To be honest, anyone who has a restroom, kitchen, or workroom with a sink, shower, or tub should be using organic soap. Anyone who washes their hands, especially anyone who has dry skin, should be using organic soap.
That last group (those with dry skin) might be smaller than the first two (everyone), but based on numbers for people who currently use organic soap, it’s not much smaller. Anyone using commercial skin detergents – more commonly known as beauty bars, cleansing bars, and deodorant bars – should be using organic soap. Here’s why.
Organic soap, whether it’s bars or liquid, is naturally compatible with your skin. It’s made to be that way. The problem with most of the skincare products we all use is that they aren’t compatible with humans systems. They are, by nature, designed to strip and leave skin dry. All that being said, here are some specific businesses who should be using organic soap, and judging from statistics, aren’t.
In our town of 70,000 in Western Montana, we have several nice restaurants that likely fall into the gourmet category. We have a few that aspire to be natural, many that are regular family favorites. And it seems we have a new pizzeria every day.
If we could say one thing to the owners of all these restaurants, it would be this: Don’t undermine the quality you’re known for, your attention to detail, by having customers return from the restroom with the smell of cheap soap on their hands. Don’t let your hard work and your customers’ experiences be diminished by soap that will leave their skin dry, irritated, and smelling synthetic. Make sure the soap in your bathrooms is as good as the food you serve.
Hotels, Motels and B&Bs
We’ve always thought this was a natural. In the rooms people rent that act as homes away from home, the soap on the sinks and in the showers should be as customer-focused as everything else.

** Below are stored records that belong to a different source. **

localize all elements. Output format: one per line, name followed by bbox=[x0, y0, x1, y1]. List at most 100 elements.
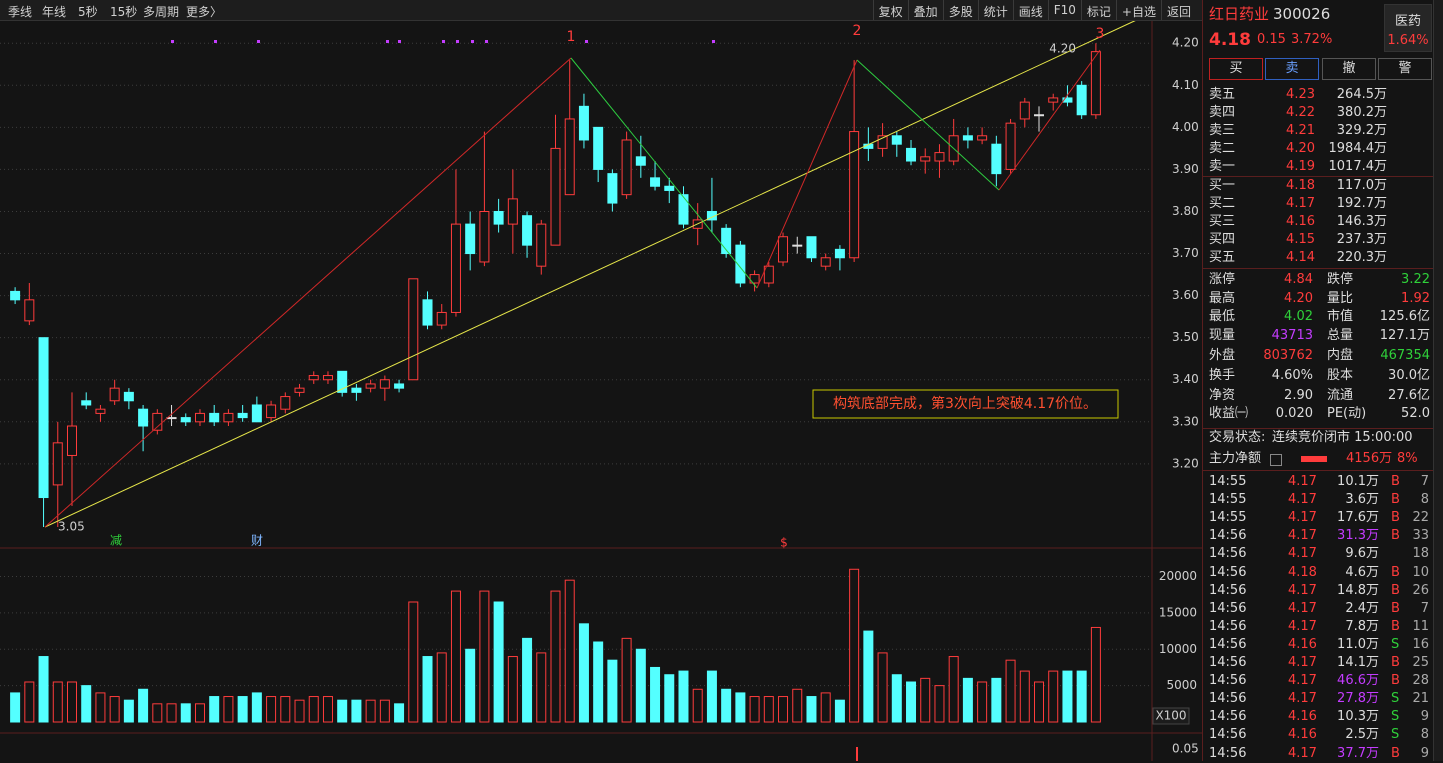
stat-label: 最低 bbox=[1209, 309, 1236, 324]
candle-body bbox=[81, 400, 92, 406]
event-marker: 财 bbox=[251, 534, 263, 548]
volume-bar bbox=[322, 696, 333, 723]
signal-dot bbox=[585, 40, 588, 43]
stat-label: 市值 bbox=[1327, 309, 1354, 324]
level-price: 4.15 bbox=[1286, 232, 1315, 247]
volume-bar bbox=[891, 674, 902, 723]
volume-bar bbox=[706, 670, 717, 723]
separator bbox=[1203, 268, 1433, 269]
stat-value: 3.22 bbox=[1401, 272, 1430, 287]
header: 红日药业 300026 bbox=[1203, 5, 1433, 23]
trade-side: B bbox=[1391, 582, 1400, 598]
volume-bar bbox=[194, 703, 205, 723]
trade-side: B bbox=[1391, 655, 1400, 670]
candle-body bbox=[891, 135, 902, 145]
separator bbox=[1203, 428, 1433, 429]
cancel-button[interactable]: 撤 bbox=[1322, 58, 1376, 80]
volume-bar bbox=[95, 692, 106, 723]
tool-button[interactable]: 画线 bbox=[1012, 0, 1048, 20]
trade-price: 4.17 bbox=[1288, 745, 1317, 761]
stat-row: 涨停 4.84 跌停 3.22 bbox=[1203, 271, 1433, 289]
alert-button[interactable]: 警 bbox=[1378, 58, 1432, 80]
volume-bar bbox=[792, 688, 803, 723]
candle-body bbox=[66, 425, 77, 456]
volume-bar bbox=[308, 696, 319, 723]
candle-body bbox=[38, 337, 49, 499]
ask-row: 卖五 4.23 264.5万 bbox=[1203, 86, 1433, 104]
volume-bar bbox=[621, 637, 632, 723]
volume-bar bbox=[24, 681, 35, 723]
buy-button[interactable]: 买 bbox=[1209, 58, 1263, 80]
trade-side: S bbox=[1391, 636, 1400, 652]
stat-label: 净资 bbox=[1209, 388, 1236, 403]
tool-button[interactable]: 标记 bbox=[1080, 0, 1116, 20]
candle-body bbox=[152, 412, 163, 431]
tool-button[interactable]: 统计 bbox=[977, 0, 1013, 20]
stat-row: 收益㈠ 0.020 PE(动) 52.0 bbox=[1203, 405, 1433, 423]
stat-label: 最高 bbox=[1209, 291, 1236, 306]
trade-time: 14:56 bbox=[1209, 636, 1247, 652]
trade-side: S bbox=[1391, 727, 1400, 743]
signal-dot bbox=[485, 40, 488, 43]
icon[interactable] bbox=[1270, 454, 1282, 466]
candle-body bbox=[650, 177, 661, 187]
event-marker: 减 bbox=[110, 534, 122, 548]
period-button[interactable]: 5秒 bbox=[78, 5, 98, 19]
stock-name: 红日药业 bbox=[1209, 5, 1270, 23]
candle-body bbox=[479, 210, 490, 263]
tool-button[interactable]: +自选 bbox=[1115, 0, 1161, 20]
trade-volume: 2.4万 bbox=[1345, 600, 1379, 616]
level-price: 4.19 bbox=[1286, 159, 1315, 174]
y-tick-label: 3.30 bbox=[1172, 414, 1199, 428]
separator bbox=[1203, 176, 1433, 177]
period-button[interactable]: 季线 bbox=[8, 5, 33, 19]
level-volume: 220.3万 bbox=[1336, 250, 1387, 265]
candle-body bbox=[237, 412, 248, 419]
trade-price: 4.17 bbox=[1288, 655, 1317, 670]
status: 连续竞价闭市 15:00:00 bbox=[1272, 430, 1413, 445]
stat-label: 外盘 bbox=[1209, 348, 1236, 363]
volume-bar bbox=[450, 590, 461, 723]
y-tick-label: 4.00 bbox=[1172, 120, 1199, 134]
sector-box[interactable]: 医药 1.64% bbox=[1384, 4, 1432, 52]
trade-volume: 4.6万 bbox=[1345, 564, 1379, 580]
trade-time: 14:56 bbox=[1209, 673, 1247, 689]
stat-value: 52.0 bbox=[1401, 406, 1430, 421]
volume-bar bbox=[834, 699, 845, 723]
candle-body bbox=[721, 227, 732, 255]
volume-bar bbox=[280, 696, 291, 723]
stat-value: 803762 bbox=[1263, 348, 1313, 363]
candle-body bbox=[1034, 114, 1045, 117]
trade-volume: 14.1万 bbox=[1337, 655, 1379, 670]
stat-label: 总量 bbox=[1327, 328, 1354, 343]
signal-dot bbox=[456, 40, 459, 43]
y-tick-label: 3.80 bbox=[1172, 204, 1199, 218]
y-tick-label: 4.20 bbox=[1172, 36, 1199, 50]
trade-side: B bbox=[1391, 474, 1400, 489]
y-tick-label: 3.90 bbox=[1172, 162, 1199, 176]
tool-button[interactable]: F10 bbox=[1047, 0, 1081, 20]
trade-count: 9 bbox=[1420, 709, 1429, 725]
period-button[interactable]: 更多〉 bbox=[186, 5, 223, 19]
sell-button[interactable]: 卖 bbox=[1265, 58, 1319, 80]
candle-body bbox=[792, 244, 803, 247]
candle-body bbox=[778, 236, 789, 263]
volume-bar bbox=[379, 699, 390, 723]
stat-row: 换手 4.60% 股本 30.0亿 bbox=[1203, 367, 1433, 385]
candle-body bbox=[109, 387, 120, 402]
bid-row: 买四 4.15 237.3万 bbox=[1203, 231, 1433, 249]
price-row: 4.18 0.15 3.72% bbox=[1203, 31, 1433, 49]
period-button[interactable]: 15秒 bbox=[110, 5, 138, 19]
volume-bar bbox=[52, 681, 63, 723]
candle-body bbox=[294, 387, 305, 393]
tool-button[interactable]: 返回 bbox=[1160, 0, 1196, 20]
tool-button[interactable]: 多股 bbox=[942, 0, 978, 20]
period-button[interactable]: 年线 bbox=[42, 5, 67, 19]
period-button[interactable]: 多周期 bbox=[143, 5, 180, 19]
trade-time: 14:56 bbox=[1209, 727, 1247, 743]
level-price: 4.22 bbox=[1286, 105, 1315, 120]
candle-body bbox=[763, 265, 774, 284]
tool-button[interactable]: 叠加 bbox=[907, 0, 943, 20]
tool-button[interactable]: 复权 bbox=[872, 0, 908, 20]
trade-price: 4.17 bbox=[1288, 618, 1317, 634]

Not just an attractive floral scent with a familiar label, but soap of true quality, produced with the same care B&B and fine hotel owners put into the character of their individual rooms. Something as simple as a natural scent in the bathroom can make that small difference. While imperceptible to most that turns good to great and great to excellent. Organic soap for hotels, motels, and B&Bs is still natural, just not as obvious to everyone else as it is to us. So, we continue to spread the word.
For Mechanics of All Kinds: The Myth of the Hardworking Soap
The marketing that’s always followed soaps considered to be hardworking is simple. They can’t be gentle, they have to leave evidence behind of their scouring, and they’re not for everyone. Which has been successful, and is also completely wrong. Our foaming hand soap – as gentle and luxurious an experience as you can have – keeps proving itself to be great on grease.
Since Missoula is a center for bicycling, we’ve given our foaming soap to several bicycle mechanics, and the response has been overwhelmingly positive. Second only to the “hardworking” skin detergent, they’re accustomed to using – and not by much – our foaming soap doesn’t require that their hands suffer for days simply to have the grease removed. Which is pretty much our point about organic.
And because it’s certified organic, they don’t have to wonder if our claims of naturalness are true. Which is also our point.